Prism Skylabs is a technology company headquartered in San Francisco, California that connects cameras within businesses to machine learning and A.I. technology in the cloud, to transform these devices into tools for Business Intelligence.  Prism launched as a company in 2011 at the TechCrunch Disrupt awards, where it was featured as a finalist in the Startup Battlefield competition. Prism Skylabs' technology is deployed in over 80 countries and is used by more than 300 customers around the world.

Product
Prism Skylabs provides several mobile and web applications that are used by enterprise customers to make decisions using data from the cameras that are deployed throughout their businesses. Prism launched a mobile application in 2016, Vision, which allows users to search for the presence of specific objects and content within video using tags powered by neural networks. 

Prism Skylabs’ retail web application is cloud-based software that connects to a retailer’s existing video surveillance cameras. The software compresses the video data and sends it to cloud servers, where it is analyzed by Prism Skylabs’ video analytics technology. The company sends the analyzed data back to the retailer in the form of statistics and visualizations. To address privacy concerns, the software blurs or completely deletes images of people and replaces them with graphical elements.
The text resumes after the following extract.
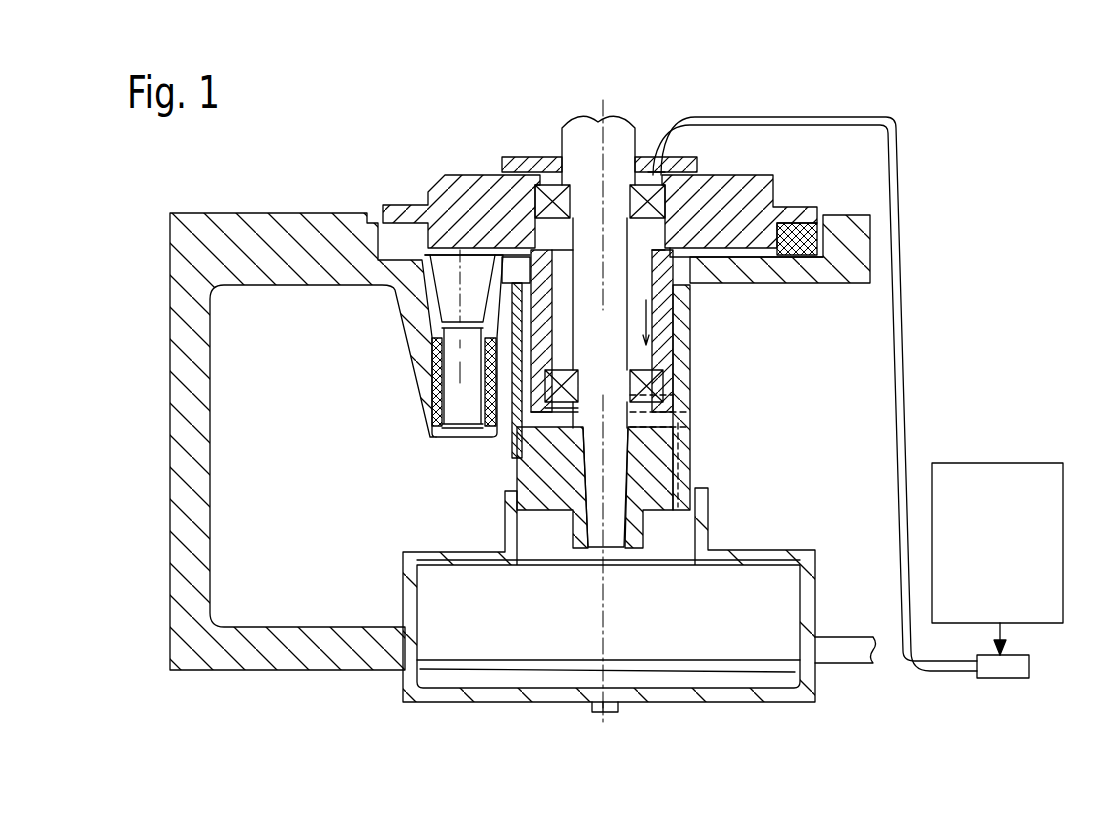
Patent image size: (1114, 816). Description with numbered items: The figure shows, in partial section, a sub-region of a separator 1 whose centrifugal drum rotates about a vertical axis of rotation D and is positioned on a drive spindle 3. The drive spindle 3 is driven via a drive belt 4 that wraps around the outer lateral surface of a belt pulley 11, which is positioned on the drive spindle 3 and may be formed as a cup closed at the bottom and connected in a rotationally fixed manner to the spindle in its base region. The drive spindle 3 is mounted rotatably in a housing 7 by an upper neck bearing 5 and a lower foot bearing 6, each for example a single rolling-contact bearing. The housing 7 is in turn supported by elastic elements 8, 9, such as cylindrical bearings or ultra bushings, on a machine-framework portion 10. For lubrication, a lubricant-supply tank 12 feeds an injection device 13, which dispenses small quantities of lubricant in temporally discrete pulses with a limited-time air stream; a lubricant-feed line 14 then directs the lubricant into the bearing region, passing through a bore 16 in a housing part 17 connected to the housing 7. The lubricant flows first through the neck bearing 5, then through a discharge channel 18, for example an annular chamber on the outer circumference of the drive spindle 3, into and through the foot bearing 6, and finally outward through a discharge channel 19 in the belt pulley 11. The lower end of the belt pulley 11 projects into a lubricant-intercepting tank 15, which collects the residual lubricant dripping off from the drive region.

The resulting information is intended to help businesses make sense of the large amounts of incoming video data. Prism Skylabs’ goal is to enable companies to better analyze long-term trends, such as number of customers, check-out queue lengths, foot traffic patterns, dwell time and the most popular products in a store. Retailers use this information to improve merchandising, store layout and customer service efforts and increase operational efficiencies.

History
Prism Skylabs was founded by Steve Russell and Ron Palmeri in July 2011. Its investors include Andreessen Horowitz, Anthem Venture Partners, CrunchFund, Data Collective, Expa, Intel Capital, Pacific Partners, Presidio Ventures, Promus, SV Angel, Tomorrow Ventures and Triangle Peak Partners. The company secured $7.5 million in Series A funding in 2011 and an additional $15 million in Series B funding in October 2013. It currently has about 30 employees.